Written by: Harry Kretchmer

On the misty slopes of the High Andes, villagers are at work planting trees.

Some have bundles of seedlings tied to their backs, others have babies. They have been doing this for 20 years. Small teams like this have planted over 3 million trees.

The idea – to restore native Polylepis forest decimated by burning and grazing – was started in Peru by the conservation non-profit Asociación Ecosistemas Andinos (ECOAN). It is now being repeated across South America, from Colombia down to Argentina, as ECOAN and its partner Global Forest Generation (GFG) scale the project.

Ideas like this, that promote climate resilience by restoring or conserving existing forest, are at the heart of the World Economic Forum’s 1t.org project – a platform bringing together the trillion tree community. They are also vital to protecting the water that feeds the Amazon River.

Flags show where GFG conservation partners are working to restore and protect Polylepis forests.
Credit: GFG

Why Polylepis trees matter

Gnarled and twisted, with flaking red bark, native evergreen Polylepis trees look otherworldly in their cloud forests – “green scarves” beneath shrinking glaciers. Growing up to 5,000 metres above sea level, they are the highest-altitude trees in the world.

As well as being a magnet for endangered birds and other wildlife, Polylepis forests absorb and retain huge amounts of water from Andean clouds. This keeps the soils around them healthy, and mountain streams flowing.

These cloud forests are a significant source of the water that flows into the headwaters of the Amazon.

But for centuries, millions of these trees have been disappearing. In some areas just 1% of original forest survives; in others it is 10%. Since the Inca civilization, Polylepis wood has been used for cooking fires and building materials. Today, while many Andean peoples know the value of Polylepis, they have no choice but to make use of them.

Big plans

Since 2000, the ECOAN conservation NGO has worked with Peruvian families to help them plant new trees, and at the same time lessen the need to cut them down, through technology like solar panels. So far 1.3 million Polylepis (“queuna” in Peru) have been planted, and 3 million native trees overall.

Andes Action is now scaling up this work throughout Andean communities across South America. It wants to restore 1 million hectares of High Andean mountain ecosystems. This will involve protecting the remaining half a million hectares of Polylepis forest across six countries, and reforesting half a million more.

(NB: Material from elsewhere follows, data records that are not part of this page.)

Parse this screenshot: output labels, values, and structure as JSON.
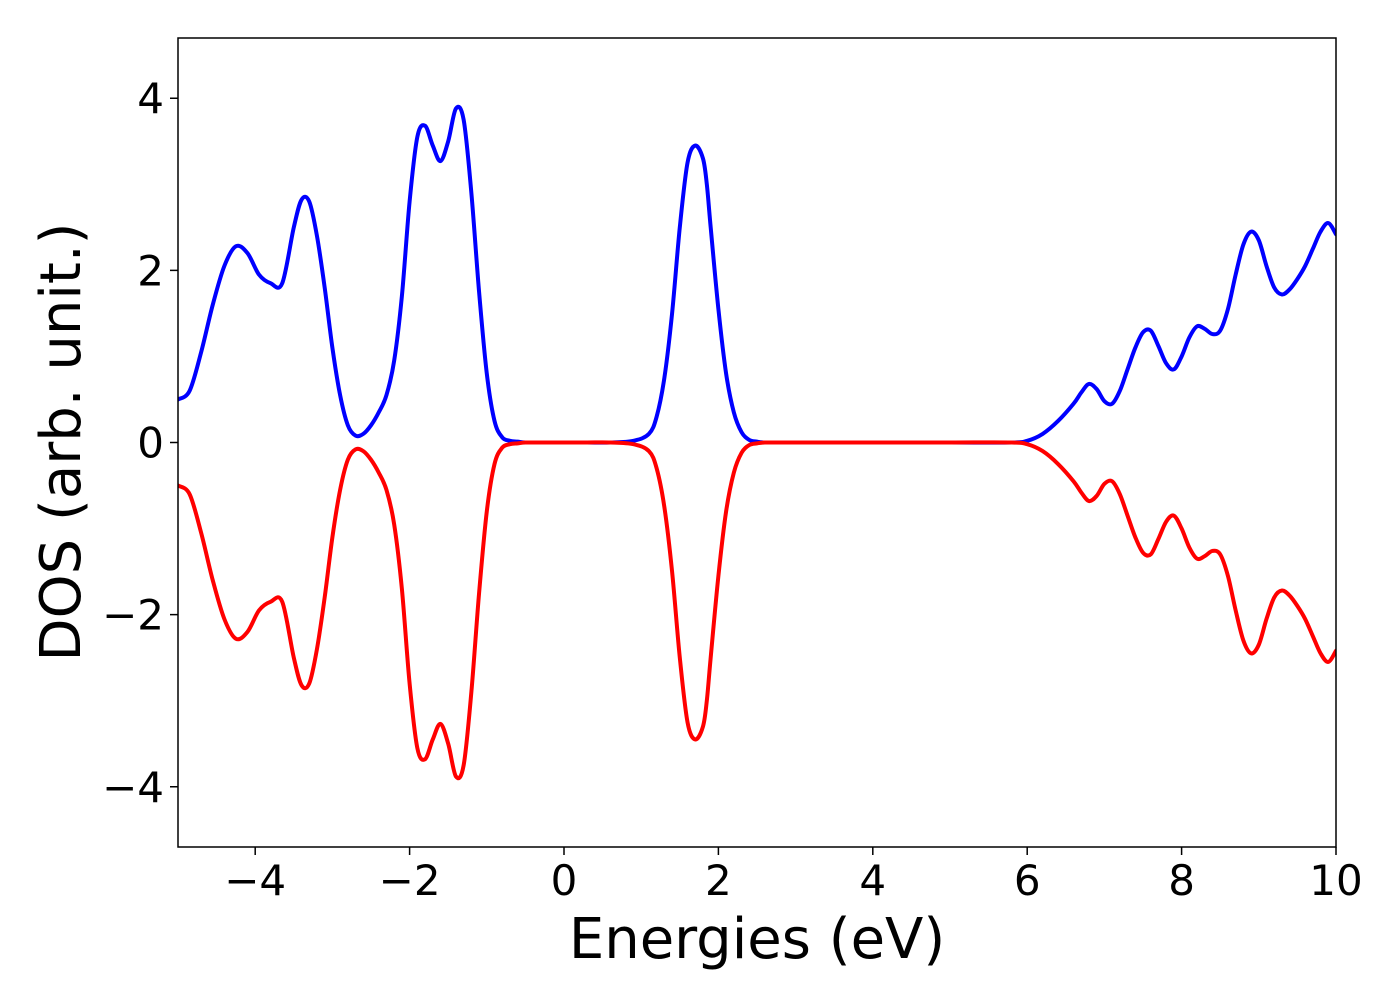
{
  "chart_data": {
    "type": "line",
    "title": "",
    "xlabel": "Energies (eV)",
    "ylabel": "DOS (arb. unit.)",
    "xlim": [
      -5,
      10
    ],
    "ylim": [
      -4.7,
      4.7
    ],
    "xticks": [
      -4,
      -2,
      0,
      2,
      4,
      6,
      8,
      10
    ],
    "xtick_labels": [
      "−4",
      "−2",
      "0",
      "2",
      "4",
      "6",
      "8",
      "10"
    ],
    "yticks": [
      -4,
      -2,
      0,
      2,
      4
    ],
    "ytick_labels": [
      "−4",
      "−2",
      "0",
      "2",
      "4"
    ],
    "grid": false,
    "legend": "none",
    "series": [
      {
        "color": "#0000ff",
        "x": [
          -5.0,
          -4.85,
          -4.7,
          -4.55,
          -4.4,
          -4.25,
          -4.1,
          -3.95,
          -3.8,
          -3.65,
          -3.5,
          -3.4,
          -3.3,
          -3.2,
          -3.1,
          -3.0,
          -2.9,
          -2.8,
          -2.7,
          -2.6,
          -2.5,
          -2.4,
          -2.3,
          -2.2,
          -2.1,
          -2.0,
          -1.9,
          -1.8,
          -1.7,
          -1.6,
          -1.5,
          -1.4,
          -1.3,
          -1.2,
          -1.1,
          -1.0,
          -0.9,
          -0.8,
          -0.7,
          -0.6,
          -0.5,
          -0.3,
          0.0,
          0.3,
          0.6,
          0.9,
          1.1,
          1.2,
          1.3,
          1.4,
          1.5,
          1.6,
          1.7,
          1.8,
          1.85,
          1.9,
          2.0,
          2.1,
          2.2,
          2.3,
          2.4,
          2.5,
          2.6,
          2.8,
          3.0,
          4.0,
          5.0,
          5.8,
          6.0,
          6.2,
          6.4,
          6.6,
          6.7,
          6.8,
          6.9,
          7.0,
          7.1,
          7.2,
          7.3,
          7.4,
          7.5,
          7.6,
          7.7,
          7.8,
          7.9,
          8.0,
          8.1,
          8.2,
          8.3,
          8.4,
          8.5,
          8.6,
          8.7,
          8.8,
          8.9,
          9.0,
          9.1,
          9.2,
          9.3,
          9.4,
          9.5,
          9.6,
          9.7,
          9.8,
          9.9,
          10.0
        ],
        "y": [
          0.5,
          0.6,
          1.05,
          1.6,
          2.05,
          2.28,
          2.2,
          1.95,
          1.85,
          1.85,
          2.5,
          2.82,
          2.8,
          2.4,
          1.8,
          1.1,
          0.55,
          0.2,
          0.08,
          0.1,
          0.2,
          0.35,
          0.55,
          0.95,
          1.7,
          2.8,
          3.55,
          3.68,
          3.45,
          3.27,
          3.5,
          3.88,
          3.75,
          2.9,
          1.75,
          0.8,
          0.25,
          0.06,
          0.02,
          0.01,
          0.0,
          0.0,
          0.0,
          0.0,
          0.0,
          0.02,
          0.1,
          0.3,
          0.75,
          1.5,
          2.5,
          3.25,
          3.45,
          3.3,
          3.0,
          2.5,
          1.55,
          0.8,
          0.35,
          0.12,
          0.03,
          0.01,
          0.0,
          0.0,
          0.0,
          0.0,
          0.0,
          0.0,
          0.02,
          0.1,
          0.25,
          0.45,
          0.58,
          0.68,
          0.62,
          0.48,
          0.45,
          0.6,
          0.85,
          1.1,
          1.28,
          1.3,
          1.12,
          0.92,
          0.85,
          1.0,
          1.22,
          1.35,
          1.32,
          1.26,
          1.3,
          1.55,
          1.95,
          2.3,
          2.45,
          2.35,
          2.05,
          1.8,
          1.72,
          1.78,
          1.9,
          2.05,
          2.25,
          2.45,
          2.55,
          2.42
        ]
      },
      {
        "color": "#ff0000",
        "x": [
          -5.0,
          -4.85,
          -4.7,
          -4.55,
          -4.4,
          -4.25,
          -4.1,
          -3.95,
          -3.8,
          -3.65,
          -3.5,
          -3.4,
          -3.3,
          -3.2,
          -3.1,
          -3.0,
          -2.9,
          -2.8,
          -2.7,
          -2.6,
          -2.5,
          -2.4,
          -2.3,
          -2.2,
          -2.1,
          -2.0,
          -1.9,
          -1.8,
          -1.7,
          -1.6,
          -1.5,
          -1.4,
          -1.3,
          -1.2,
          -1.1,
          -1.0,
          -0.9,
          -0.8,
          -0.7,
          -0.6,
          -0.5,
          -0.3,
          0.0,
          0.3,
          0.6,
          0.9,
          1.1,
          1.2,
          1.3,
          1.4,
          1.5,
          1.6,
          1.7,
          1.8,
          1.85,
          1.9,
          2.0,
          2.1,
          2.2,
          2.3,
          2.4,
          2.5,
          2.6,
          2.8,
          3.0,
          4.0,
          5.0,
          5.8,
          6.0,
          6.2,
          6.4,
          6.6,
          6.7,
          6.8,
          6.9,
          7.0,
          7.1,
          7.2,
          7.3,
          7.4,
          7.5,
          7.6,
          7.7,
          7.8,
          7.9,
          8.0,
          8.1,
          8.2,
          8.3,
          8.4,
          8.5,
          8.6,
          8.7,
          8.8,
          8.9,
          9.0,
          9.1,
          9.2,
          9.3,
          9.4,
          9.5,
          9.6,
          9.7,
          9.8,
          9.9,
          10.0
        ],
        "y": [
          -0.5,
          -0.6,
          -1.05,
          -1.6,
          -2.05,
          -2.28,
          -2.2,
          -1.95,
          -1.85,
          -1.85,
          -2.5,
          -2.82,
          -2.8,
          -2.4,
          -1.8,
          -1.1,
          -0.55,
          -0.2,
          -0.08,
          -0.1,
          -0.2,
          -0.35,
          -0.55,
          -0.95,
          -1.7,
          -2.8,
          -3.55,
          -3.68,
          -3.45,
          -3.27,
          -3.5,
          -3.88,
          -3.75,
          -2.9,
          -1.75,
          -0.8,
          -0.25,
          -0.06,
          -0.02,
          -0.01,
          0.0,
          0.0,
          0.0,
          0.0,
          0.0,
          -0.02,
          -0.1,
          -0.3,
          -0.75,
          -1.5,
          -2.5,
          -3.25,
          -3.45,
          -3.3,
          -3.0,
          -2.5,
          -1.55,
          -0.8,
          -0.35,
          -0.12,
          -0.03,
          -0.01,
          0.0,
          0.0,
          0.0,
          0.0,
          0.0,
          0.0,
          -0.02,
          -0.1,
          -0.25,
          -0.45,
          -0.58,
          -0.68,
          -0.62,
          -0.48,
          -0.45,
          -0.6,
          -0.85,
          -1.1,
          -1.28,
          -1.3,
          -1.12,
          -0.92,
          -0.85,
          -1.0,
          -1.22,
          -1.35,
          -1.32,
          -1.26,
          -1.3,
          -1.55,
          -1.95,
          -2.3,
          -2.45,
          -2.35,
          -2.05,
          -1.8,
          -1.72,
          -1.78,
          -1.9,
          -2.05,
          -2.25,
          -2.45,
          -2.55,
          -2.42
        ]
      }
    ]
  }
}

Many local communities are enthusiastic. There is now an annual Polylepis tree-planting festival in Peru – Queuna Raymi. As many as 100,000 have been planted in a single day. Children and elders climb the mountain to plant together.

Tree planting builds on established Indigenous traditions: GFG explains that Quechua-speaking Inca descendants in the Andes practise “Ayni”, shared community service for mutual benefit.

Conserving communities

Global Forest Generation says there is potential for 10 million trees to be planted per year, or more. But the project is also about sustainable development – a significant aspect of the World Economic Forum’s goal of bringing partners together to plant 1 trillion trees.

“Bringing back forests means ensuring the future of Indigenous cultures,” says Constantino Aucca Chutas, Indigenous leader and President of ECOAN.

Work is also taking place to give the project a solid foundation. “Conservation partners in each country enable communities to secure titles to their land, which reinforces identity and provides legal protection from exploitation,” Florent Kaiser, Executive Director of Global Forest Generation tells the UN Environment Programme.

“We are in the process of building the infrastructure to make individual projects and the whole initiative investable.”